Sadie was born on January 22, 1939, in Lummi, Washington. She was the third child born to Addie and George George.
On October 5, 1963, she married Gordon Kelly Sr. They made Deming their home raising their children, Sharon, Patti, and Gordon Jr. When their granddaughter Kelly was born, she became their child and they raised her as well.
Sadie attended one year of school at Chemawa Boarding School. She came back to Lummi to attend public school. At that time there were no school busses that came to Lummi, so Sadie had to move in with a foster family to attend school. Sadie graduated from Ferndale High School. She eventually attended college and completed some courses over the years.
Sadie began her working career in 1970 with the Mount Baker School District. She worked there for 37 years where she made many lifetime friends. Many former students still speak of how she helped them one way or another.
Sadie enjoyed playing softball. She started playing softball in 1970 and continued to 1991, playing her last game at the age of 61. She made many friends during her softball years. Playing softball provided her and family an opportunity to travel throughout Washington State for many tournaments where she met and made many friends.

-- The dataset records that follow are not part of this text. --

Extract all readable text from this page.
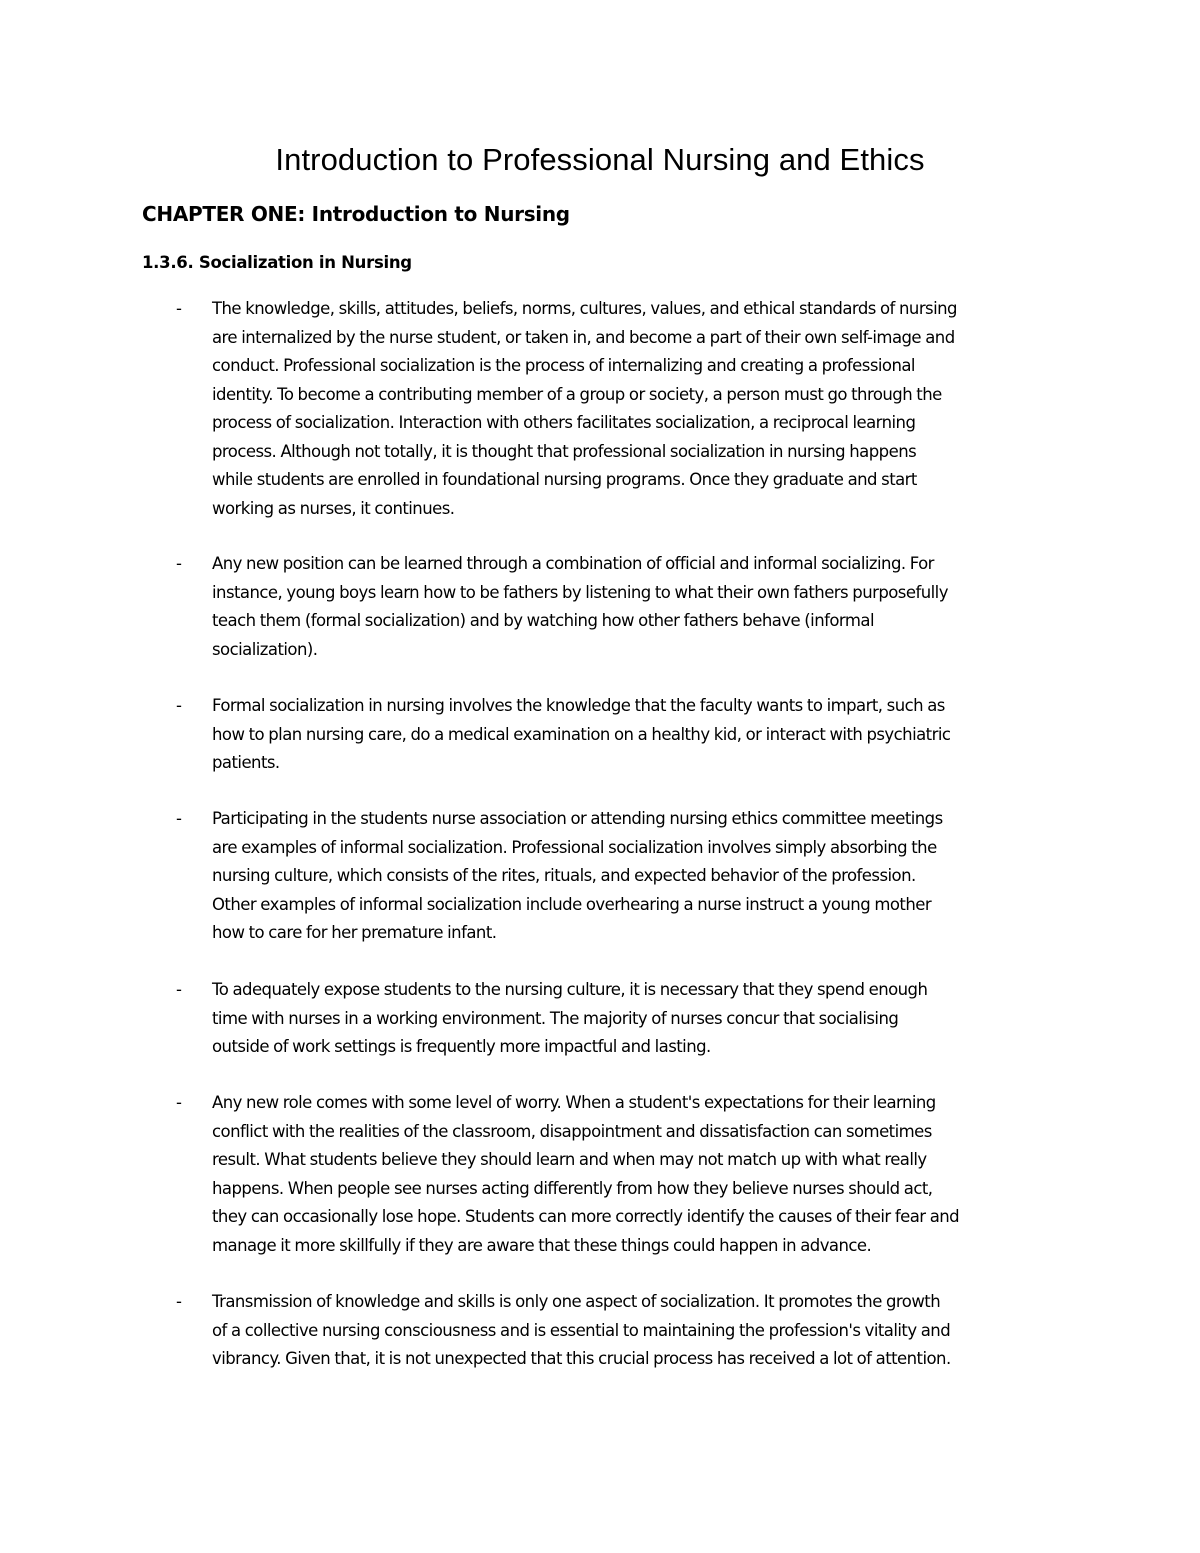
Introduction to Professional Nursing and Ethics
CHAPTER ONE: Introduction to Nursing
1.3.6. Socialization in Nursing
- The knowledge, skills, attitudes, beliefs, norms, cultures, values, and ethical standards of nursing
are internalized by the nurse student, or taken in, and become a part of their own self-image and
conduct. Professional socialization is the process of internalizing and creating a professional
identity. To become a contributing member of a group or society, a person must go through the
process of socialization. Interaction with others facilitates socialization, a reciprocal learning
process. Although not totally, it is thought that professional socialization in nursing happens
while students are enrolled in foundational nursing programs. Once they graduate and start
working as nurses, it continues.

- Any new position can be learned through a combination of official and informal socializing. For
instance, young boys learn how to be fathers by listening to what their own fathers purposefully
teach them (formal socialization) and by watching how other fathers behave (informal
socialization).

- Formal socialization in nursing involves the knowledge that the faculty wants to impart, such as
how to plan nursing care, do a medical examination on a healthy kid, or interact with psychiatric
patients.

- Participating in the students nurse association or attending nursing ethics committee meetings
are examples of informal socialization. Professional socialization involves simply absorbing the
nursing culture, which consists of the rites, rituals, and expected behavior of the profession.
Other examples of informal socialization include overhearing a nurse instruct a young mother
how to care for her premature infant.

- To adequately expose students to the nursing culture, it is necessary that they spend enough
time with nurses in a working environment. The majority of nurses concur that socialising
outside of work settings is frequently more impactful and lasting.

- Any new role comes with some level of worry. When a student's expectations for their learning
conflict with the realities of the classroom, disappointment and dissatisfaction can sometimes
result. What students believe they should learn and when may not match up with what really
happens. When people see nurses acting differently from how they believe nurses should act,
they can occasionally lose hope. Students can more correctly identify the causes of their fear and
manage it more skillfully if they are aware that these things could happen in advance.

- Transmission of knowledge and skills is only one aspect of socialization. It promotes the growth
of a collective nursing consciousness and is essential to maintaining the profession's vitality and
vibrancy. Given that, it is not unexpected that this crucial process has received a lot of attention.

Sadie was an avid NY Yankees fan. She tried to watch all their games and her dream was to someday attend a game in person.
She loved her baseball. The kids can remember driving by softball games and Sadie would pull in to watch. She did not need to know who was playing, she just wanted to watch the game.
After both Sadie and Gordon retired, they made Lummi their home. Once settled she began her ventures with the yearly tribal canoe journeys. She looked forward to every year’s journey and would start planning to attend many months in advance. During protocol Sadie would be the first one in the protocol tent and the last one to leave. When family members would ask her if she wanted to rest and go back later, she would reply, ‘This is what we came for. We are not leaving until everyone is done.’ This resulted in family taking shifts to try to keep up with her. The grandkids said that the thing they would remember the most is that if they were misbehaving, she would just have to look at them and they knew they needed to behave. Never scolding them, she only needed to give them the look and they knew to behave.
Another one of Sadie’s favorite places to be was at the powwows. She looked forward to being able to dance. A favorite was the Fourth of July celebration in Nespelem, Washington. Her and her family would take off two full weeks to stay there. This was time for relaxing, fishing, and kicking up the dust. Part of their trip to Nespelem included cooking the salmon for the celebration. Sadie looked forward to this trip every year to reconnect and visit the family there.
She was one of our biggest cheerleaders. Always at every event such as canoe races, softball, and soccer games. She could be content just sitting and watching the races all day. Made the time to stop and have a meal with all family when they came to town to visit.
If she did not agree with something she would kindly express, it in a way that was obvious she disapproved. It was done in a way that you understood her feelings, without her having to say anything.
She loved her family very much and cared about their well-being. Some of the in-laws could appreciate that Sadie cared and made them feel welcome. She had a way to make sure the next generation was going to be taken care of.
Sadie will be missed by her children Sharon, Patti, and Gordon; granddaughter Kelli; sisters Lutie, Cetta, and Letta; many cousins, nieces, nephews, and grandchildren.
A service will be held at Moles Ferndale on Saturday, Oct. 9, at 10:00am followed by a graveside service at Lummi Nation Cemetery.